Imagine sticking a rusty razor blade into your favourite eye, before tying your hands behind your back. Then imagine that you use the entrenched razor blade to slice open a raw onion. All the while being butt naked. This product is slightly more painful than that.
However if we ignore the blinding, crippling and debilitating pain I should point out that this product is remarkably effective. Before, all manner of organisms great and small lived down there, now nothing can grow; not even on a cellular level. Sadly this includes my genitalia; I’ve spent the last four hours staring fixedly at Carol Vorderman’s arse, all to no avail.
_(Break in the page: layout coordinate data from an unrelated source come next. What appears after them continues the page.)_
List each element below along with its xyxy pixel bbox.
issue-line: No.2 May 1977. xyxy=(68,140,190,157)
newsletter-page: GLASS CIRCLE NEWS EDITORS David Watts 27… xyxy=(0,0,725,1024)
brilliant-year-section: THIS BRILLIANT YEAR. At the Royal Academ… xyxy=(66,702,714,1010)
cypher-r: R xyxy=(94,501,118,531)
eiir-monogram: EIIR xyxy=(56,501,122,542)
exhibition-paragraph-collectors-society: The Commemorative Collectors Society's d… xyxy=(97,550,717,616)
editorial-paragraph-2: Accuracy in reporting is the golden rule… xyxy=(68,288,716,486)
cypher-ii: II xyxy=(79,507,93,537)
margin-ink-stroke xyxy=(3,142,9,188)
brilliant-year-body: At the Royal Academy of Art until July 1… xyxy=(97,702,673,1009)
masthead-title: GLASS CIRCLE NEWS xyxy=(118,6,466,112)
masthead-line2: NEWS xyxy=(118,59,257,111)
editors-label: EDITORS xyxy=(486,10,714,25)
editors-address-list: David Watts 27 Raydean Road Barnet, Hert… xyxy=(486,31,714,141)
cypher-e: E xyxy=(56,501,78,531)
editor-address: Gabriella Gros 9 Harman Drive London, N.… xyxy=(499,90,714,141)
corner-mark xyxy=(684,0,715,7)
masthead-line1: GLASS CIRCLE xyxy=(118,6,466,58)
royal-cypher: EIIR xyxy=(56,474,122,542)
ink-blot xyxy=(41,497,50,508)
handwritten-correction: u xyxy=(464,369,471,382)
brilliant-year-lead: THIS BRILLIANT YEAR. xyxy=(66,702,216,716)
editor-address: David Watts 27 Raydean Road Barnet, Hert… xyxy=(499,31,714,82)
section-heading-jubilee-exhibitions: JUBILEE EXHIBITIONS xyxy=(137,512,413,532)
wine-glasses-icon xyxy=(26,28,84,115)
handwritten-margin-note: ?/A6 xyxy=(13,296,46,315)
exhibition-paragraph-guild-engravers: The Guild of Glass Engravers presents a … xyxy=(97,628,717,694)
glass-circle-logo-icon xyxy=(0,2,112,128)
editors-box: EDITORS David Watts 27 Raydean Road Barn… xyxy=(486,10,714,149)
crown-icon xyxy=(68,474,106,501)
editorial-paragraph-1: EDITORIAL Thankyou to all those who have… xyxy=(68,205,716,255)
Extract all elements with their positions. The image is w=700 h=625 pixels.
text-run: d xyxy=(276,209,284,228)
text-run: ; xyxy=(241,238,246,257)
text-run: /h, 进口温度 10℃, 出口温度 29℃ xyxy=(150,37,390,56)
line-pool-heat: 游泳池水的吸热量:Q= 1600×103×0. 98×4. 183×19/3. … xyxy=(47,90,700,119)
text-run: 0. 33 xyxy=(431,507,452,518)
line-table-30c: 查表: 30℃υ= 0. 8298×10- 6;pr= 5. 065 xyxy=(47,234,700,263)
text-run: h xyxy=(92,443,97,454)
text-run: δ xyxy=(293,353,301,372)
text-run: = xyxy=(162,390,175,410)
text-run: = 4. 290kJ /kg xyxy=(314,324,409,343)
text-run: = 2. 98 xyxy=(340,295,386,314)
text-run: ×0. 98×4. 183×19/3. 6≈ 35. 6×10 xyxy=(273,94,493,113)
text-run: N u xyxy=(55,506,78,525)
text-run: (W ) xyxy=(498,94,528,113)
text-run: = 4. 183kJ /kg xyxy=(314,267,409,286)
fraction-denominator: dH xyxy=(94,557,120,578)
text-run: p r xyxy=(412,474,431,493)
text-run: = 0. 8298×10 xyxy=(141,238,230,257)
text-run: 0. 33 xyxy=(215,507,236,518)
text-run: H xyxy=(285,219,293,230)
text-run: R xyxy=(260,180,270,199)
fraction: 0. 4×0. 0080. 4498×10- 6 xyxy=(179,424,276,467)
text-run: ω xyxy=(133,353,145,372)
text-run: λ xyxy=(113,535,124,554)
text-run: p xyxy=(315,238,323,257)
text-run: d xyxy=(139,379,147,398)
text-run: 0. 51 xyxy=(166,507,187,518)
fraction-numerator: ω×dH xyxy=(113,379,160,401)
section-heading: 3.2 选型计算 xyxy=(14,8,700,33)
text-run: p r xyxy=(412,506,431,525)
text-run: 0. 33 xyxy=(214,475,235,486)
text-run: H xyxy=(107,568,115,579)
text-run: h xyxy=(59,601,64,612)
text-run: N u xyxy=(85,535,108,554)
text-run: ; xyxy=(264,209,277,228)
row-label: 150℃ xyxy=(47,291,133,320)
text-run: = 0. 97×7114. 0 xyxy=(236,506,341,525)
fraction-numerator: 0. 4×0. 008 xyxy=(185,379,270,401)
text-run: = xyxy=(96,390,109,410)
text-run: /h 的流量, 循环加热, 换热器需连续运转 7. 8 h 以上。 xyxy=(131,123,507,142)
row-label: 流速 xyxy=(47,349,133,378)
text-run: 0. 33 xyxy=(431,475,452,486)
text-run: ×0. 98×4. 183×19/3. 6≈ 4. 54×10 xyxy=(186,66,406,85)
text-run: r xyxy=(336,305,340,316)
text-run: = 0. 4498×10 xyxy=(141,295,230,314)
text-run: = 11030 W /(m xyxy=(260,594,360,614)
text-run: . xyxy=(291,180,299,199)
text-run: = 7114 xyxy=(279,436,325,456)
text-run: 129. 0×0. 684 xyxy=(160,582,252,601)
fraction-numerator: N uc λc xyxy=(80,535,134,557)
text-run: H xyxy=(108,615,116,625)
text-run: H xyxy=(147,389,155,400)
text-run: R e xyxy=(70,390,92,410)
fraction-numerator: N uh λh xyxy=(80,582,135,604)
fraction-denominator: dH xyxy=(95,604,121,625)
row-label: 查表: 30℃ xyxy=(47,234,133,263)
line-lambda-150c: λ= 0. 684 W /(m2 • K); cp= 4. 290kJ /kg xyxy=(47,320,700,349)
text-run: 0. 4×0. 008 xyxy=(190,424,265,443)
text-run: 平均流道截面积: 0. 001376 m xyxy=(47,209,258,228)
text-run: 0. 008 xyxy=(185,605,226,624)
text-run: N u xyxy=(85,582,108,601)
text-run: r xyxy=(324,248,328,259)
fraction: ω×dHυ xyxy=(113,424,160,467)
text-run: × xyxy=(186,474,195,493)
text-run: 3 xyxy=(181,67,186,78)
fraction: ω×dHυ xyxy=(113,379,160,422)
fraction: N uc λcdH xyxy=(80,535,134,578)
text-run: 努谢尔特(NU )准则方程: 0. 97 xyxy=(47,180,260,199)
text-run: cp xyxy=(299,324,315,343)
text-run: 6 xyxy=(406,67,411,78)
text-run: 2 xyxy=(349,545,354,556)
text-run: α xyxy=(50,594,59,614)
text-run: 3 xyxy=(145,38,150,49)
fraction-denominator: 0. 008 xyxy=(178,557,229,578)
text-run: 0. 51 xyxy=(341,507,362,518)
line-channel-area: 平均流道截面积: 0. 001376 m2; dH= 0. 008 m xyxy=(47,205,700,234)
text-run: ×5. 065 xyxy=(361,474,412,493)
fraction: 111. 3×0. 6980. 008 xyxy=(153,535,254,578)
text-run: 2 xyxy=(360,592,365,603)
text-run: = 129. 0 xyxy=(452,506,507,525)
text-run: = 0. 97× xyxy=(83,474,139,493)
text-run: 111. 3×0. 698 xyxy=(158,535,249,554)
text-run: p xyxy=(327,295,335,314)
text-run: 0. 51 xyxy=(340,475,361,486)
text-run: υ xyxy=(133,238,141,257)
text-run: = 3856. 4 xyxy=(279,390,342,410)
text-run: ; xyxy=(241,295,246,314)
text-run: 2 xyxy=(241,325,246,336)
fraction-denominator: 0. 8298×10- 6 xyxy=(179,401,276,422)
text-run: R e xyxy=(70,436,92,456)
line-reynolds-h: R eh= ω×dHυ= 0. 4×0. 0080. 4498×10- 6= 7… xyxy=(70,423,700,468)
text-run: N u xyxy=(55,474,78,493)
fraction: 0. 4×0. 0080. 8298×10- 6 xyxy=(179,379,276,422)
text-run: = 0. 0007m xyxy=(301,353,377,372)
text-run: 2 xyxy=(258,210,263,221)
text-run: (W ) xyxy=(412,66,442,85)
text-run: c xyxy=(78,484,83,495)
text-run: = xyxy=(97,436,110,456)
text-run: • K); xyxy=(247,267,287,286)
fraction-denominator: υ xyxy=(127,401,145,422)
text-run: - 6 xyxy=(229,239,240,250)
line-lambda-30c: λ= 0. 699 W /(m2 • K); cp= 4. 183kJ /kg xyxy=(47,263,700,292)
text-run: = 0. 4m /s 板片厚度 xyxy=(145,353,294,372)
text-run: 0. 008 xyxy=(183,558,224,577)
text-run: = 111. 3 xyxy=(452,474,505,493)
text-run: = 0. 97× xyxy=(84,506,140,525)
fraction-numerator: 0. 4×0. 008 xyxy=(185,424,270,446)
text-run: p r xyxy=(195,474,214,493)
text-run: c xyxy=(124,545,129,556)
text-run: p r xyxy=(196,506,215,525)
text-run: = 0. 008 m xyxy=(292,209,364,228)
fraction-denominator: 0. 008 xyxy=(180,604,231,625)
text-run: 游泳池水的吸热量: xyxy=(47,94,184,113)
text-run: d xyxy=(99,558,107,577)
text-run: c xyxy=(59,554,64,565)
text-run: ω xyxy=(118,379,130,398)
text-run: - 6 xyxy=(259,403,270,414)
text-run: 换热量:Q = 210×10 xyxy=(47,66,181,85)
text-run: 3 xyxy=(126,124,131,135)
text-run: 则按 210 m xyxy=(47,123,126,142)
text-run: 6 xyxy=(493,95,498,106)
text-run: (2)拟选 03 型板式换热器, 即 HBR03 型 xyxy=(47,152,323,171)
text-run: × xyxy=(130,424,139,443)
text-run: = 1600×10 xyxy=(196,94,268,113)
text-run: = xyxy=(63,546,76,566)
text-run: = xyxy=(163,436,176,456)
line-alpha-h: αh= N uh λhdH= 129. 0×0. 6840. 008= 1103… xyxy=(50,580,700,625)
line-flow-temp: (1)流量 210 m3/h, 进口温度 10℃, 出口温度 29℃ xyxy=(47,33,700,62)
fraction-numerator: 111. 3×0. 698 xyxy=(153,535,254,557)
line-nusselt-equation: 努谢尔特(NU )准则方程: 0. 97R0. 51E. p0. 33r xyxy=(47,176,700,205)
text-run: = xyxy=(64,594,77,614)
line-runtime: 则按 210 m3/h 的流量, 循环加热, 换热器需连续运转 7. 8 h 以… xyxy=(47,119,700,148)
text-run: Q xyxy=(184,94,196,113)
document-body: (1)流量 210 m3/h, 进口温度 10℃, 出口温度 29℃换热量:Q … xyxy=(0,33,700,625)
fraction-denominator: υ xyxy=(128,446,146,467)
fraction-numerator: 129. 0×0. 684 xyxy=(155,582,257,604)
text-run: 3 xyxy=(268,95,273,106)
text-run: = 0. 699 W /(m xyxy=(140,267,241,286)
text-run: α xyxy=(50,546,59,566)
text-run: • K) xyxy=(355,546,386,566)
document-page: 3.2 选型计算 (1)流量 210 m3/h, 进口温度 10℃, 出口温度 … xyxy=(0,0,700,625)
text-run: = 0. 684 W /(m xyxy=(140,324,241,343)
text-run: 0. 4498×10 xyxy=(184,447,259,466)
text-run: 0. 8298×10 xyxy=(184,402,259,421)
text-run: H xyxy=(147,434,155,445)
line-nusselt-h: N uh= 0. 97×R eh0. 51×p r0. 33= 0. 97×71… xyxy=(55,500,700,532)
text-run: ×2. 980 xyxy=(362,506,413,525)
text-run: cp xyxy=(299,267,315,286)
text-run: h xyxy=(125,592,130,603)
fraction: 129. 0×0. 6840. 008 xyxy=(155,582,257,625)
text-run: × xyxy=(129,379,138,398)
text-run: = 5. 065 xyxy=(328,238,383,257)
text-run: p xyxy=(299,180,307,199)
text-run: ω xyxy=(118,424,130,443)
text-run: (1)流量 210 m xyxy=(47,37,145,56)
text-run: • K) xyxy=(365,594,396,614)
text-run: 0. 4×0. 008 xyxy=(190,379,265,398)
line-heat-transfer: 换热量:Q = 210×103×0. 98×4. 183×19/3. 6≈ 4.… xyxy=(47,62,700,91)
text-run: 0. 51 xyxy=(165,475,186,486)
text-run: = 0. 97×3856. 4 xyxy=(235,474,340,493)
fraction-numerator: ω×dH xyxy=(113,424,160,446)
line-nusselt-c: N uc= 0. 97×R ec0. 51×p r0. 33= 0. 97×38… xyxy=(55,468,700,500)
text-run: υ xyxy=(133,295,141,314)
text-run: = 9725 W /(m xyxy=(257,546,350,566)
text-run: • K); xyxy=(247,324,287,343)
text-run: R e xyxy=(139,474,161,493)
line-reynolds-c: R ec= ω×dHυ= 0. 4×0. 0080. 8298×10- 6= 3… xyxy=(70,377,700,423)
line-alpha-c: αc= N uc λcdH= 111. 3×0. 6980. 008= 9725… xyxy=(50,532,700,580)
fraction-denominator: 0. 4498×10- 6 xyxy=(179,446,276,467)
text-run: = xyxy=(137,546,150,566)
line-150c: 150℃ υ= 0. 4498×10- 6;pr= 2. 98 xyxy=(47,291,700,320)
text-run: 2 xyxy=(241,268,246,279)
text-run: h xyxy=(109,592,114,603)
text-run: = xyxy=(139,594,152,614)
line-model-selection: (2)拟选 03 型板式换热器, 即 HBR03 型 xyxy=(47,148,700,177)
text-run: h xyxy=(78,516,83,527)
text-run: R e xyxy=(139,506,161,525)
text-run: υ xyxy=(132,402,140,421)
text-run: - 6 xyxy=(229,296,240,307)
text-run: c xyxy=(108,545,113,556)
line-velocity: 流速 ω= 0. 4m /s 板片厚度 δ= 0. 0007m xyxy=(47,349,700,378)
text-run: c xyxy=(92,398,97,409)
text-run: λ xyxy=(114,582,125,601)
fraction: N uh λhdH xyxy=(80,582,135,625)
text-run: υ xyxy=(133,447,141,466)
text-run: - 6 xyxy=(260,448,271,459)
My tinkywinkleton hasn’t even so much as perked up, so if my review seems a bit harsh, it’s only because I wanted children.
All in all an effective and reasonably priced product – 3 Stars.
‘At least eleven time more painful than childbirth’! Omf. Seriously? You stupid, stupid, bald-crotched man. Like I said: in my 30s, having recently endured three bouts of childbirth, I would have gone berserk at so cretinous a comment. Today I snigger. How happy I am that the opposite sex has joined us in having our nether regions subjected to agony. How glad I am that we women are not alone in the indignity of having our hair and skin violated to the root. How relieved I am not to suffer without empathy the indignities of waxing and pap smears. Welcome aboard to HMS Middle Age, boys! Bring your prostates and hair-free backs, cracks and sacks with you!